Originating in California, the Hollywood Regency style of the mid 20th century was inspired by the opulent homes of the Golden Era cinema stars. An irreverent use of colour (pink, turquoise, yellow, emerald green and black and white to name a few) is the style’s most obvious trademark. Hot pink satin is contrasted with emerald green velvet (as in this project by Olive Interiors); black and white is used in glossy chequerboard flooring, striped pool awnings and in monochromatic art prints; and turquoise drapery contrasts with lemon yellow upholstery.
These bold hues are combined with (usually black) high gloss or lacquered finishes and high-shine metals (typically gold). Furniture was often inspired by the opulent Rococo style and includes hooded chairs, chandeliers and oversized gilded mirrors. Chinoiserie was also an important influence with bamboo motifs being used for room dividers, furniture frames and as accents for accessories. The style’s pagoda-like silhouettes also made their way into the designs of mirrors and pendant lights. Skirted furniture (particularly slipper chairs) in modern damasks and other button-tufted boudoir style furniture are decidedly Hollywood Regency.

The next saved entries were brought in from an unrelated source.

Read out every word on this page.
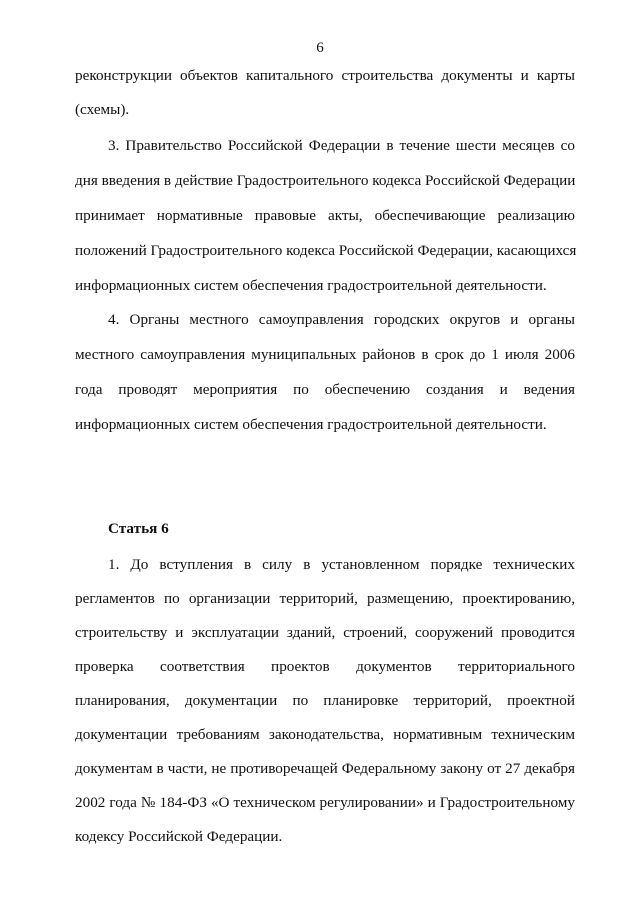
6
реконструкции объектов капитального строительства документы и карты
(схемы).
3. Правительство Российской Федерации в течение шести месяцев со
дня введения в действие Градостроительного кодекса Российской Федерации
принимает нормативные правовые акты, обеспечивающие реализацию
положений Градостроительного кодекса Российской Федерации, касающихся
информационных систем обеспечения градостроительной деятельности.
4. Органы местного самоуправления городских округов и органы
местного самоуправления муниципальных районов в срок до 1 июля 2006
года проводят мероприятия по обеспечению создания и ведения
информационных систем обеспечения градостроительной деятельности.
Статья 6
1. До вступления в силу в установленном порядке технических
регламентов по организации территорий, размещению, проектированию,
строительству и эксплуатации зданий, строений, сооружений проводится
проверка соответствия проектов документов территориального
планирования, документации по планировке территорий, проектной
документации требованиям законодательства, нормативным техническим
документам в части, не противоречащей Федеральному закону от 27 декабря
2002 года № 184-ФЗ «О техническом регулировании» и Градостроительному
кодексу Российской Федерации.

Image Credit: Kelly Wearstler
Mirrored furniture or cabinetry – another element of dressing room design which diffused throughout all rooms – was a staple and adds to the style’s inherent, bold glamour. Sun or starburst motifs were ubiquitous and were used for mirrors, ceiling flushes and pendants (in the case of sputnik lighting). For patterns, various animal prints adorned everything from floors to upholstery and tropical prints recalled the sunny climes of the style’s Californian origins. Fur rugs and fur upholstered stools often decorated Hollywood Regency spaces. In modern renderings, lucite furniture and lighting has come to be used regularly.
One of the finest examples of this style is Dorothy Draper’s Greenbrier Hotel interiors which have come be known as an icon of the Hollywood Regency style. Other designers include Billy Haines and Paul Williams.